Posted by: aaron haffen on June 4, 2004 09:01 AMPJ, the problem with bureaucracy, and US Federal bureaucracy in particular, is they have no real allegiance to their clients. Yet in private practice, and like you, I've worked both sides, the client is supreme, even more so in today's management style de jeur, post Enron/Parmalat.
In government, the only goal is to spend more tax money and self-aggrandize budget towards you, whether you do any of the actual work or not. So there's a lot of s&*t-stream push-down management, and not much accountability. Why? The more f&*ked up you make things, the better for your process. "We need more money." Ahhh...
In private side, the only goal is to *make* more money by *lowering* the client's expenses while *forcing* labor to work harder, better organized or more efficiently.
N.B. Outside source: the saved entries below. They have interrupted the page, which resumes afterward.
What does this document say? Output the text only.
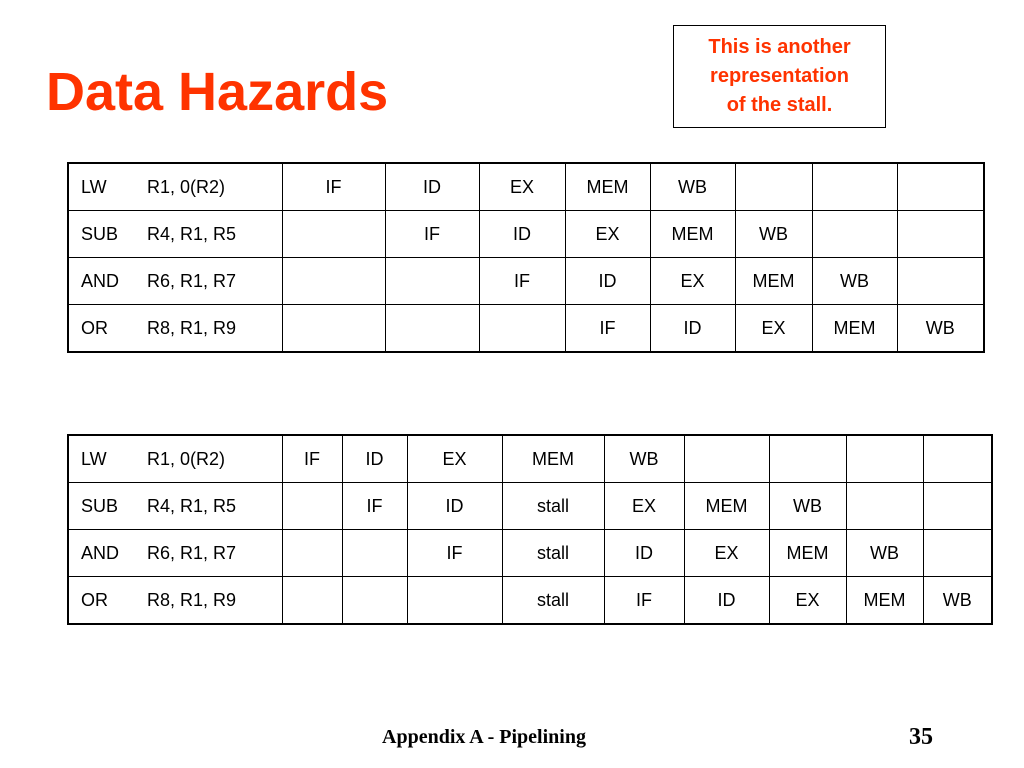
Data Hazards
This is another
representation
of the stall.
LW R1, 0(R2)	IF	ID	EX	MEM	WB			
SUB R4, R1, R5		IF	ID	EX	MEM	WB		
AND R6, R1, R7			IF	ID	EX	MEM	WB	
OR R8, R1, R9				IF	ID	EX	MEM	WB
LW R1, 0(R2)	IF	ID	EX	MEM	WB				
SUB R4, R1, R5		IF	ID	stall	EX	MEM	WB		
AND R6, R1, R7			IF	stall	ID	EX	MEM	WB	
OR R8, R1, R9				stall	IF	ID	EX	MEM	WB
Appendix A - Pipelining	35
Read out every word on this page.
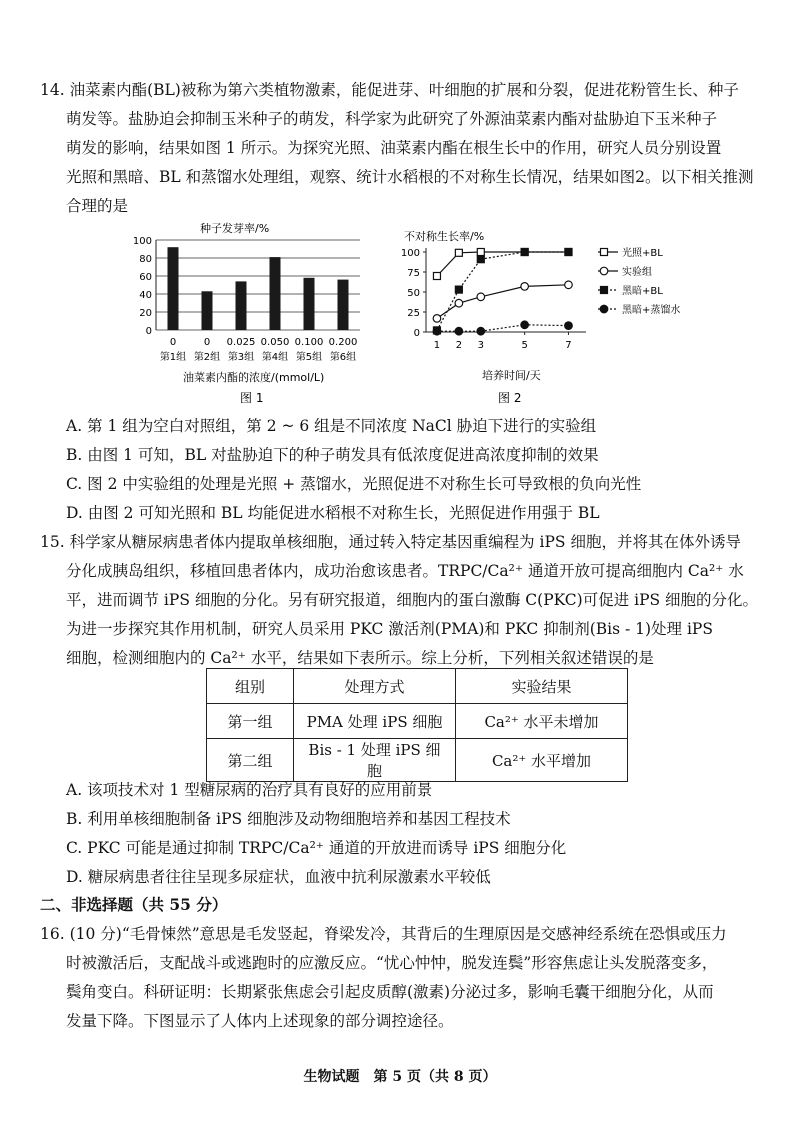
14. 油菜素内酯(BL)被称为第六类植物激素，能促进芽、叶细胞的扩展和分裂，促进花粉管生长、种子
萌发等。盐胁迫会抑制玉米种子的萌发，科学家为此研究了外源油菜素内酯对盐胁迫下玉米种子
萌发的影响，结果如图 1 所示。为探究光照、油菜素内酯在根生长中的作用，研究人员分别设置
光照和黑暗、BL 和蒸馏水处理组，观察、统计水稻根的不对称生长情况，结果如图2。以下相关推测
合理的是
种子发芽率/%
0
20
40
60
80
100
0
第1组
0
第2组
0.025
第3组
0.050
第4组
0.100
第5组
0.200
第6组
油菜素内酯的浓度/(mmol/L)
图 1
不对称生长率/%
0
25
50
75
100
1 2 3	5	7
光照+BL
实验组
黑暗+BL
黑暗+蒸馏水
培养时间/天
图 2
A. 第 1 组为空白对照组，第 2 ~ 6 组是不同浓度 NaCl 胁迫下进行的实验组
B. 由图 1 可知，BL 对盐胁迫下的种子萌发具有低浓度促进高浓度抑制的效果
C. 图 2 中实验组的处理是光照 + 蒸馏水，光照促进不对称生长可导致根的负向光性
D. 由图 2 可知光照和 BL 均能促进水稻根不对称生长，光照促进作用强于 BL
15. 科学家从糖尿病患者体内提取单核细胞，通过转入特定基因重编程为 iPS 细胞，并将其在体外诱导
分化成胰岛组织，移植回患者体内，成功治愈该患者。TRPC/Ca²⁺ 通道开放可提高细胞内 Ca²⁺ 水
平，进而调节 iPS 细胞的分化。另有研究报道，细胞内的蛋白激酶 C(PKC)可促进 iPS 细胞的分化。
为进一步探究其作用机制，研究人员采用 PKC 激活剂(PMA)和 PKC 抑制剂(Bis - 1)处理 iPS
细胞，检测细胞内的 Ca²⁺ 水平，结果如下表所示。综上分析，下列相关叙述错误的是
组别	处理方式	实验结果
第一组	PMA 处理 iPS 细胞	Ca²⁺ 水平未增加
第二组	Bis - 1 处理 iPS 细胞	Ca²⁺ 水平增加
A. 该项技术对 1 型糖尿病的治疗具有良好的应用前景
B. 利用单核细胞制备 iPS 细胞涉及动物细胞培养和基因工程技术
C. PKC 可能是通过抑制 TRPC/Ca²⁺ 通道的开放进而诱导 iPS 细胞分化
D. 糖尿病患者往往呈现多尿症状，血液中抗利尿激素水平较低
二、非选择题（共 55 分）
16. (10 分)“毛骨悚然”意思是毛发竖起，脊梁发冷，其背后的生理原因是交感神经系统在恐惧或压力
时被激活后，支配战斗或逃跑时的应激反应。“忧心忡忡，脱发连鬓”形容焦虑让头发脱落变多，
鬓角变白。科研证明：长期紧张焦虑会引起皮质醇(激素)分泌过多，影响毛囊干细胞分化，从而
发量下降。下图显示了人体内上述现象的部分调控途径。
生物试题　第 5 页（共 8 页）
So you find SOTA more often in private-side, and higher-quality staff talent willing to take the risks for a potential reward.
In government, the talent staff are always facing upward into a s&*t-stream of largely irreconcilable middle-management conundrums.
"Do this, do that, me first, no me!" Study it to death, and it all pays the same. They're just waiting to make their twenty-and-out pension.
Some are even paid to stay at home and not work!
In private side, you sneeze or fall behind, you're out. You displease middle management, you're out. You fail to compete against the other profit-centers, you're out. You're just running as fast as you can, head down, hoping to jump to another ladder at a higher rung before the bottom drops out. It's not a pleasant life.
Kind of Rip Van Winkle meets Donkey Kong.
The wheel on the coach is *broken*, and "all the talk seems to have gone for nothing" because there's nobody at middle management level has the slightest clue how to fix it, public or private. Talent and experience is retiring, or going solo, so you're seeing a sea-change in private side towards outsourcing to ASEAN, and in government, only rapidly growing incompetence and skyrocketing budgets, achieving nothing.
What was that "player" line from Shakespeare?
"(Fed is) a poor player who struts and frets his hour upon the stage and then is heard no more. It is a tale told by an idiot, full of sound and fury, signifying nothing."
We are doomed by Fed to a gulag existence in our own time, a White Army vers Red Army delusion, as the roads crack, the bridges fail, the people fall by the roadside, starved and impoverished.
Bush ... Kerry ... White Army ... Red Army. So?